Oft benennen Vorgesetzte nur ungern die Urheber wichtiger Ideen und Vorschläge. Sie ziehen es vor, sie unter eigenem Namen zu veröffentlichen. Dies hat zur Folge, dass viele Mitarbeiter innerlich Widerstand leisten und keine Vorschläge mehr bringen – nach dem Motto: „Wenn ich meine Idee vorbringe, ernten andere die Lorbeeren“. Kreativer sind hier vor allem die Startups, die sich ganz anderen Arbeitsmethoden verschreiben und damit sehr erfolgreich sind.

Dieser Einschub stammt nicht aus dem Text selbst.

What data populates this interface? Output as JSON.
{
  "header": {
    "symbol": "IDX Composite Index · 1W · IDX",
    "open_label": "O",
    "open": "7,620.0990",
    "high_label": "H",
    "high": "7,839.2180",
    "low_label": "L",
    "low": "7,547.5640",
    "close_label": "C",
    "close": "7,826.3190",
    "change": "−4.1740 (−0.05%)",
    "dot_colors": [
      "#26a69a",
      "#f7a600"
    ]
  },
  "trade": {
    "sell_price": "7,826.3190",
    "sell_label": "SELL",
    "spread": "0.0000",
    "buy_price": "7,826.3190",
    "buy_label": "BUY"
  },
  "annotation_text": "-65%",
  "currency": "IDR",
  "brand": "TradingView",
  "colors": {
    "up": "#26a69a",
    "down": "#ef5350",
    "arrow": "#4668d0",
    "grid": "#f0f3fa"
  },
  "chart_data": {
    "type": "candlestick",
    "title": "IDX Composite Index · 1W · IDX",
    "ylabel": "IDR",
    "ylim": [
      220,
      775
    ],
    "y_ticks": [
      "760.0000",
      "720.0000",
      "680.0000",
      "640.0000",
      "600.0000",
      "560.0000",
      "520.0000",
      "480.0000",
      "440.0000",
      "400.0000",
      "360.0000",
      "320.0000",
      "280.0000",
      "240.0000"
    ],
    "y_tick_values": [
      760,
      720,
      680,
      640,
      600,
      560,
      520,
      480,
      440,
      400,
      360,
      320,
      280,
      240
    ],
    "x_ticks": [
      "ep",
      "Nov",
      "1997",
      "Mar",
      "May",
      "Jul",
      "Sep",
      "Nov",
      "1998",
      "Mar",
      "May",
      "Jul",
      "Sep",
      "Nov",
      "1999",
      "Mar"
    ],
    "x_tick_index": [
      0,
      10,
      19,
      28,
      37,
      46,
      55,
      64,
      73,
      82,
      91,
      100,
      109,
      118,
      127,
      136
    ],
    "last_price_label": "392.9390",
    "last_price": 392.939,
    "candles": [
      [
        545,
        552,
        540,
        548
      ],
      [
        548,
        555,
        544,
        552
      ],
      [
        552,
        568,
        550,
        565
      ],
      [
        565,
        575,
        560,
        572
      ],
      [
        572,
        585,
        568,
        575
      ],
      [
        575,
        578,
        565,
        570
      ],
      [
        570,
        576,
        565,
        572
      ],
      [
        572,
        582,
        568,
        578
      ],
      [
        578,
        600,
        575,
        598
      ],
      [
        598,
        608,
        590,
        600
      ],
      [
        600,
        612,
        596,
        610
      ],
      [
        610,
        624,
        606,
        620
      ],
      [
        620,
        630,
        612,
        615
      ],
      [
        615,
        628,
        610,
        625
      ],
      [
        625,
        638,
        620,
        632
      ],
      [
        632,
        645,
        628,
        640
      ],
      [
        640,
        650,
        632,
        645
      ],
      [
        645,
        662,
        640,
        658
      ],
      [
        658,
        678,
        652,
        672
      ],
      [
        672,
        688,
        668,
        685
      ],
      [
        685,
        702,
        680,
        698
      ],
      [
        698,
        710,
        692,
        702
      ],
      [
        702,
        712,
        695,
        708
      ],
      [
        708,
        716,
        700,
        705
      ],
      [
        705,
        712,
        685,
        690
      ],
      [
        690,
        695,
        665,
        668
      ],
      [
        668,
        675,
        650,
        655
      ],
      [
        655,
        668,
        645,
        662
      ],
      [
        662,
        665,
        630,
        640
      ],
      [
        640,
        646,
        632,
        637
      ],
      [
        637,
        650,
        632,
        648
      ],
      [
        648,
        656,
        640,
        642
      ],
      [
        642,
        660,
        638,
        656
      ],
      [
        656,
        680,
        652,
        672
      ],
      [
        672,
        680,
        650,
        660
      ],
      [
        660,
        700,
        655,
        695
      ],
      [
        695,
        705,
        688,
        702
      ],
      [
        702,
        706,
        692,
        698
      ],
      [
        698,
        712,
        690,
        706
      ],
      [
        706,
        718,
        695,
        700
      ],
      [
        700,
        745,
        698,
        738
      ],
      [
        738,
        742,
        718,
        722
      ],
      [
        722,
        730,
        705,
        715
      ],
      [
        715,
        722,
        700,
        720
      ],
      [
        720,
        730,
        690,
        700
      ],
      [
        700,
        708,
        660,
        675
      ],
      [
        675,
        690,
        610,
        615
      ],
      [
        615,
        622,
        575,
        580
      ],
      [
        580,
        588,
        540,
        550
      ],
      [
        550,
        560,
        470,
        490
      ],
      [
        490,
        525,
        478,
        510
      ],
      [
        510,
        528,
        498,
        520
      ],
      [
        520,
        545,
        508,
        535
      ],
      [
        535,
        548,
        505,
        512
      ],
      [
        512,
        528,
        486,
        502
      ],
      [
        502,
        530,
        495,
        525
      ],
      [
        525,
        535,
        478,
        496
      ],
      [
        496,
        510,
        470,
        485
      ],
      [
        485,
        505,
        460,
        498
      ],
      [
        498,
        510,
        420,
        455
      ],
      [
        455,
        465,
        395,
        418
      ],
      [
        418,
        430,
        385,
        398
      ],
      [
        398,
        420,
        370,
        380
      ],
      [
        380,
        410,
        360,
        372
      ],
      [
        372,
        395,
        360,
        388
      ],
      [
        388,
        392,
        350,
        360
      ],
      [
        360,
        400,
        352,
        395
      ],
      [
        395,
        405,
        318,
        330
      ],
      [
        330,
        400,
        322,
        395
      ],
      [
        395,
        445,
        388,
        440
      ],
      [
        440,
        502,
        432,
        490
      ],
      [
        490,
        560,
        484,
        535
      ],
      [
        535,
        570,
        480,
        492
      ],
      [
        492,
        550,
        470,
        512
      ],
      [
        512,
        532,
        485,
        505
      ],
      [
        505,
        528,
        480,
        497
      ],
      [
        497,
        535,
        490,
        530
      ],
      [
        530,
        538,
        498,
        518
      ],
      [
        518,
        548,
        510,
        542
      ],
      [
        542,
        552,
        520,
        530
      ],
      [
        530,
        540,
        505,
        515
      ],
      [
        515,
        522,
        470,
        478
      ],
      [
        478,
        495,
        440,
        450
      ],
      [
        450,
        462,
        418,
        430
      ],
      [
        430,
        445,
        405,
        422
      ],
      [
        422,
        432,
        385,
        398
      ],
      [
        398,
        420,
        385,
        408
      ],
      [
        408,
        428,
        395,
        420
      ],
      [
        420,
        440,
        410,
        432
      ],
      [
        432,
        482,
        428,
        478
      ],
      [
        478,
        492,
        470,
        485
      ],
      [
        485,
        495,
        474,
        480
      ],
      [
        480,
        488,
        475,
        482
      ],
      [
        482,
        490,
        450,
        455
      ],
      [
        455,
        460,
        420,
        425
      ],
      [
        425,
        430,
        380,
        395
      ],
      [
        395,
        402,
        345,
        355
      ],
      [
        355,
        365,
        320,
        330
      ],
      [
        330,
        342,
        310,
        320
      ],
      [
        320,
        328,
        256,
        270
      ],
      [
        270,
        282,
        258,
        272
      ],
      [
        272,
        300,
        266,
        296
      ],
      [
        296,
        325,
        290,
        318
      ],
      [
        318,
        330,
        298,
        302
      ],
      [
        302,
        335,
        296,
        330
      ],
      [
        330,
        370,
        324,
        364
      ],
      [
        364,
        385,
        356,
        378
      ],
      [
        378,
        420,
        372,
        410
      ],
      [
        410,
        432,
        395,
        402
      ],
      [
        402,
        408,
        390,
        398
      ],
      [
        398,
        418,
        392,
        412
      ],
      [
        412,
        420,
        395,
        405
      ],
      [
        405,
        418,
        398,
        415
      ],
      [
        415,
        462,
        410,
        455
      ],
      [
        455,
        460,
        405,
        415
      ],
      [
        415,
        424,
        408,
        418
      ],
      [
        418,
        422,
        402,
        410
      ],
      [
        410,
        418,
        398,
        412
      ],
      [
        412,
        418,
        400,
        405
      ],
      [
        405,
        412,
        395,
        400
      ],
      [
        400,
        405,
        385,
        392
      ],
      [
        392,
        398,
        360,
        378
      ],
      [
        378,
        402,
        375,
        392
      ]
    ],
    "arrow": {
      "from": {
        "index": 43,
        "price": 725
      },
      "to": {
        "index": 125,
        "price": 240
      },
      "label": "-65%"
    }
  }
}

In größeren Firmen dagegen lebt der Arbeitnehmer zwei Leben, ähnlich wie Dr. Jekyll und Mr. Hyde: Beim Betreten seines Unternehmens begibt er sich in ein enges Zwangskorsett, das er erst nach Feierabend wieder ablegt. Der Preis der Arbeitsteilung ist es, dass Mitarbeiter zu hören bekommen: „Du bist hier zum Arbeiten und nicht zum Denken!“ oder „Schwätz nicht, schaff weiter!“ und gezwungen werden, sich in engen Grenzen zu bewegen. Erfolgsintelligente Menschen haben die Kraft, diese Grenzen zu sprengen.
Hinweis
Moderne Führungskräfte müssen Mitarbeiter dazu ermutigen, Neues zu probieren, Fehler machen zu dürfen, aus diesen Fehlern zu lernen, sich dadurch weiterzuentwickeln und dies als Teil der Unternehmenskultur zu etablieren.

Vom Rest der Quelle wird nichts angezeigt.